Was gehört auf deinen Teller?
Die beste Grundlage liefert eine überwiegend pflanzenbetonte, mediterran geprägte Ernährung. Konkret sieht das so aus:
Gemüse: möglichst vielfältig, bunt und reichlich. Brokkoli, Kohl, Paprika, Tomaten, Karotten, Zucchini, Blattgemüse. Die DGE (Deutsche Gesellschaft für Ernährung) empfiehlt 5 Portionen Gemüse und Obst pro Tag. Eine Portion ist das, was wir in eine Hand geben können.
Obst: lieber die ganze Frucht verzehren als in Form von Saft. Beeren, Äpfel, Birnen und Zitrusfrüchte (im Ganzen gegessen) liefern reichlich wertvolle Ballaststoffe und sekundäre Pflanzenstoffe.
Hülsenfrüchte: Linsen, Bohnen und Kichererbsen liefern hochwertiges Eiweiß und viele Ballaststoffe.
Vollkorn: Hafer, Gerste, Vollkornbrot und Naturreis sind die besten Lieferanten.
Nüsse und Samen: Walnüsse, Mandeln, Leinsamen und Chiasamen.
Gute Fette: vor allem Oliven- und Rapsöl sowie – wenn du Fisch isst – fettreicher Seefisch wie z.B. Lachs, Makrele, Thunfisch oder Hering.
Eine aktuelle Metaanalyse von 33 randomisierten Studien mit mehr als 3.400 Erwachsenen fand bei mediterraner Ernährung günstige Veränderungen unter anderem bei folgenden Blutlaborwerten: hs-CRP, IL-6 und IL-17. Nicht jeder Entzündungsmarker veränderte sich allerdings.
Ballaststoffe sind besonders spannend
Ballaststoffe werden nicht vollständig im Dünndarm verdaut.
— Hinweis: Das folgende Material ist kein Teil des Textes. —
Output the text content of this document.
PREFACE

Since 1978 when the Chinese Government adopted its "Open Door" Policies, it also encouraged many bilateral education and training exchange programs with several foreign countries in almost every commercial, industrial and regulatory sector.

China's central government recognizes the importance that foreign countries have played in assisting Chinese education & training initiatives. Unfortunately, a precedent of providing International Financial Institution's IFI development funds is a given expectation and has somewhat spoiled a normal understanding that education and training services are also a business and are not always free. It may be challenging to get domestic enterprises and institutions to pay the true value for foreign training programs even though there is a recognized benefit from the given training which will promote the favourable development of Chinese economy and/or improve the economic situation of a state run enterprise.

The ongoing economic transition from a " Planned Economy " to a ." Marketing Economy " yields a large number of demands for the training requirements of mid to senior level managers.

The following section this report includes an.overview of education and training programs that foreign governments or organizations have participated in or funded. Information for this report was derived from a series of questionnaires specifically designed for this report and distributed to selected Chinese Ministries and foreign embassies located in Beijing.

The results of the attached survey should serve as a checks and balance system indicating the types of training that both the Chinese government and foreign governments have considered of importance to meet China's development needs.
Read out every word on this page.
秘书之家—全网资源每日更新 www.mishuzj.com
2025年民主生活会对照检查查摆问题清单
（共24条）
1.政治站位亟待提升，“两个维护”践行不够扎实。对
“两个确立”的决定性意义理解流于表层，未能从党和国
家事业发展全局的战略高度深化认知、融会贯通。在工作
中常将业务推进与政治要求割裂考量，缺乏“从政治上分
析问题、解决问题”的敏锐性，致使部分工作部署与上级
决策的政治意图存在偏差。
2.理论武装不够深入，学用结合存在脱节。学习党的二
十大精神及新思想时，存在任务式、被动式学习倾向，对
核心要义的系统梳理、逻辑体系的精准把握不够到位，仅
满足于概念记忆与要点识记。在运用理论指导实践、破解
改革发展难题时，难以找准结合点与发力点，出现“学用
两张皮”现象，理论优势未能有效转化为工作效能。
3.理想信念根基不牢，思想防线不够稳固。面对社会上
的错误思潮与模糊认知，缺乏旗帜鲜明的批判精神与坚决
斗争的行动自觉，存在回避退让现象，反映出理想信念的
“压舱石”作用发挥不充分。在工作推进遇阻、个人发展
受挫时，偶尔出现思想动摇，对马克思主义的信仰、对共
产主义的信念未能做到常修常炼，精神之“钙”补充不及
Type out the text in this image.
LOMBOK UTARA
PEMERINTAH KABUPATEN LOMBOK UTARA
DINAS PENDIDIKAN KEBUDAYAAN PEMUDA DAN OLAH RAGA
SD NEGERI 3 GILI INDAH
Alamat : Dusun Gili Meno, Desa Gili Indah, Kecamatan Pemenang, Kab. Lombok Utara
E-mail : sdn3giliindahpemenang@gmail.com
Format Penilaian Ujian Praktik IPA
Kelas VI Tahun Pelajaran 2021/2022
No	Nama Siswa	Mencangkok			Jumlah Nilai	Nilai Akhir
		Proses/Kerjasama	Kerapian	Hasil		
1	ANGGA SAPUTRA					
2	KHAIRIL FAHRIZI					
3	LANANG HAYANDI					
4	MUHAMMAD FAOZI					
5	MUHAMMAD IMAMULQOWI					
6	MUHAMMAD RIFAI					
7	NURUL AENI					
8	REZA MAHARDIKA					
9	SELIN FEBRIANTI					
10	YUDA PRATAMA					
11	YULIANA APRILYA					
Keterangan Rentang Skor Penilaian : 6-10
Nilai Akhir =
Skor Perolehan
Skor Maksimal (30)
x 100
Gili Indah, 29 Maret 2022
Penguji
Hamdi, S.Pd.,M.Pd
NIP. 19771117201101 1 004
Ein Teil gelangt in den Dickdarm und dient dort den Darmbakterien als Nahrung.
Dabei entstehen unter anderem kurzkettige Fettsäuren wie Butyrat. Sie sind wichtige Bestandteile der Kommunikation zwischen Darm, Stoffwechsel und Immunsystem.
Deshalb ist »mehr Ballaststoffe« nicht nur ein Tipp für die Verdauung. Es ist ein Tipp für ein stoffwechselbewusstes Essen.
Was solltest du reduzieren?
Nicht ein einzelnes Lebensmittel macht Entzündungen. Ungünstig ist vielmehr ein dauerhaftes Ernährungsmuster mit vielen hochverarbeiteten Lebensmitteln, Süßigkeiten, zuckerreichen Getränken und sehr energiereichen Snacks bei gleichzeitig wenig Gemüse, Vollkorn und Hülsenfrüchten. Du musst also nichts verbieten.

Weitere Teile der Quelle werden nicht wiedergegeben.